Decision: Deployment Strategy For PostgreSQL

Problem

When it comes to the actual deployment of a PostgreSQL instance, there are different options to choose from, each with their (dis)advantages. The options chosen must be ready to deal with "parent decisions" that have different impact depending on the option chosen. See the background section for more details.

This decision is essentially a "make or buy" decision.

"Buying" means using upstream software for less engineering effort at the risk of encountering and dealing with upstream breaking changes (although there’s still the integration effort). "Making" means more engineering effort on VSHN’s end but any changes are under VSHN’s control.

Background

The following diagram illustrates how the parent decisions affect an outcome of the chosen deployment strategy.

decision tree.drawio
Figure 1. Decision tree
In-place upgrade of major version

How upgrades of major versions are conducted by the user. In-place upgrades refer to the ability of the operator to perform an upgrade of a major version on the same instance. The alternative is to make the initial version selector immutable and require the user to order a new service instance with the new version and let them perform the data migration and upgrade themselves. This "no-upgrade" approach may be necessary anyway in case PostgreSQL requires where in-place upgrades can’t be done without user involvement anyway.

All deployment strategies expect a downtime. There’s no requirement that says that major version upgrades are performed without downtime.

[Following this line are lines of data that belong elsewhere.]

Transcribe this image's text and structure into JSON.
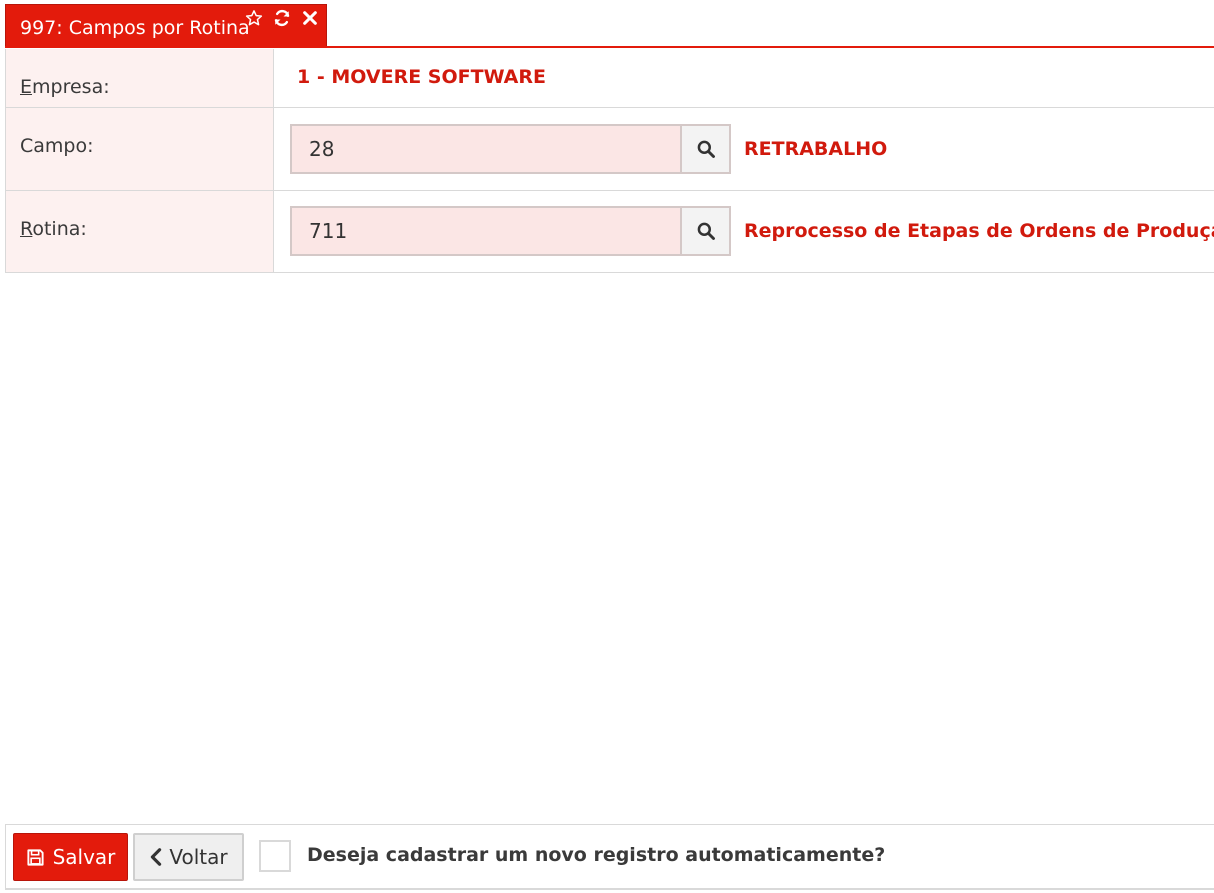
{
  "tab": {
    "title": "997: Campos por Rotina",
    "icons": [
      "star-icon",
      "refresh-icon",
      "close-icon"
    ]
  },
  "form": {
    "empresa": {
      "label_first": "E",
      "label_rest": "mpresa:",
      "value": "1 - MOVERE SOFTWARE"
    },
    "campo": {
      "label": "Campo:",
      "value": "28",
      "description": "RETRABALHO"
    },
    "rotina": {
      "label_first": "R",
      "label_rest": "otina:",
      "value": "711",
      "description": "Reprocesso de Etapas de Ordens de Produção"
    }
  },
  "footer": {
    "save_label": "Salvar",
    "back_label": "Voltar",
    "checkbox_label": "Deseja cadastrar um novo registro automaticamente?",
    "checkbox_checked": false
  },
  "colors": {
    "accent": "#e31b0c",
    "value_text": "#d11a0d",
    "label_bg": "#fdf1f0",
    "input_bg": "#fbe6e5"
  }
}
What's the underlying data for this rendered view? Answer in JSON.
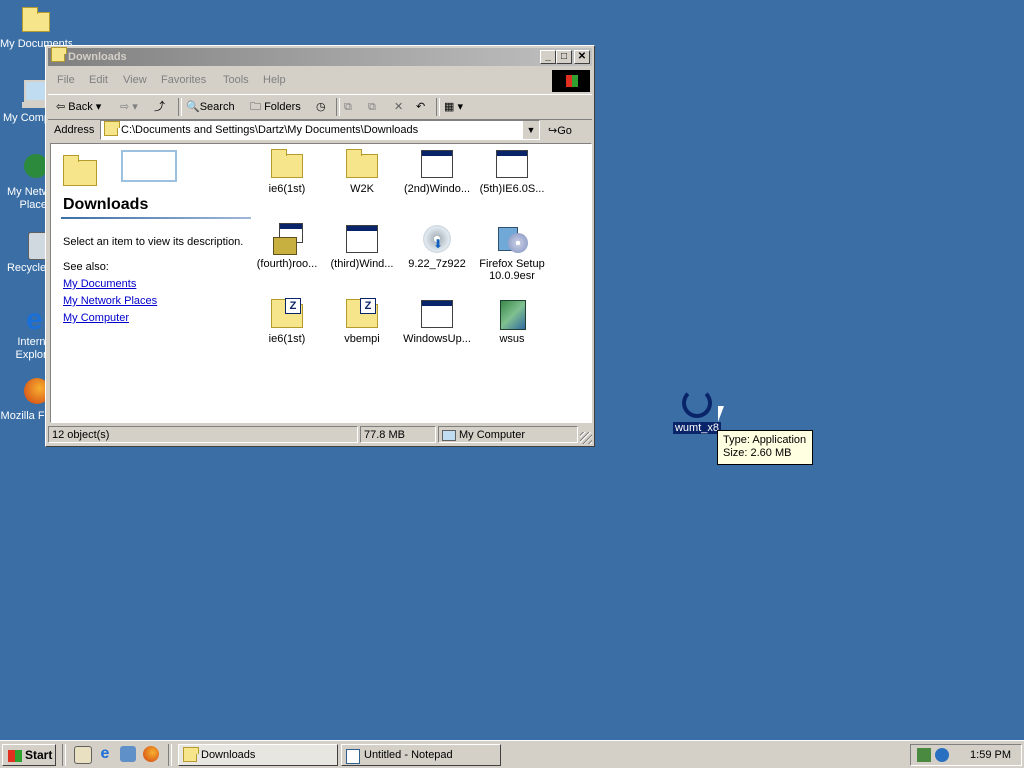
{
  "desktop": {
    "icons": [
      {
        "label": "My Documents"
      },
      {
        "label": "My Computer"
      },
      {
        "label": "My Network Places"
      },
      {
        "label": "Recycle Bin"
      },
      {
        "label": "Internet Explorer"
      },
      {
        "label": "Mozilla Firefox"
      }
    ],
    "selected_icon": {
      "label": "wumt_x8"
    },
    "tooltip": {
      "type": "Type: Application",
      "size": "Size: 2.60 MB"
    }
  },
  "window": {
    "title": "Downloads",
    "menu": [
      "File",
      "Edit",
      "View",
      "Favorites",
      "Tools",
      "Help"
    ],
    "toolbar": {
      "back": "Back",
      "search": "Search",
      "folders": "Folders"
    },
    "address": {
      "label": "Address",
      "value": "C:\\Documents and Settings\\Dartz\\My Documents\\Downloads",
      "go": "Go"
    },
    "left_pane": {
      "title": "Downloads",
      "description": "Select an item to view its description.",
      "see_also": "See also:",
      "links": [
        "My Documents",
        "My Network Places",
        "My Computer"
      ]
    },
    "files": [
      {
        "label": "ie6(1st)",
        "icon": "folder-icon"
      },
      {
        "label": "W2K",
        "icon": "folder-icon"
      },
      {
        "label": "(2nd)Windo...",
        "icon": "application-icon"
      },
      {
        "label": "(5th)IE6.0S...",
        "icon": "application-icon"
      },
      {
        "label": "(fourth)roo...",
        "icon": "installer-icon"
      },
      {
        "label": "(third)Wind...",
        "icon": "application-icon"
      },
      {
        "label": "9.22_7z922",
        "icon": "cd-installer-icon"
      },
      {
        "label": "Firefox Setup 10.0.9esr",
        "icon": "setup-icon"
      },
      {
        "label": "ie6(1st)",
        "icon": "zipped-folder-icon"
      },
      {
        "label": "vbempi",
        "icon": "zipped-folder-icon"
      },
      {
        "label": "WindowsUp...",
        "icon": "application-icon"
      },
      {
        "label": "wsus",
        "icon": "package-icon"
      }
    ],
    "status": {
      "objects": "12 object(s)",
      "size": "77.8 MB",
      "location": "My Computer"
    }
  },
  "taskbar": {
    "start": "Start",
    "tasks": [
      "Downloads",
      "Untitled - Notepad"
    ],
    "clock": "1:59 PM"
  }
}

In case of no-upgrade path, it may be worth considering to offer a mechanism to the user to automatically copy the data to the new instance, provided the data doesn’t need to be upgraded by the user (for example schema migrations). But this decision is not relevant here.

Handle breaking changes

If API changes should be handled in Helm charts or CRD API specs. The operator can handle API changes if running the next major version of PostgreSQL doesn’t affect older running instances that aren’t upgraded yet. Depending on deployment strategy, API changes can’t be safely performed without measures that make it possible to run not-yet-upgraded instances. Especially CRD API changes are very difficult to manage, since only 1 version of CRD is stored in etcd, see more in this blog.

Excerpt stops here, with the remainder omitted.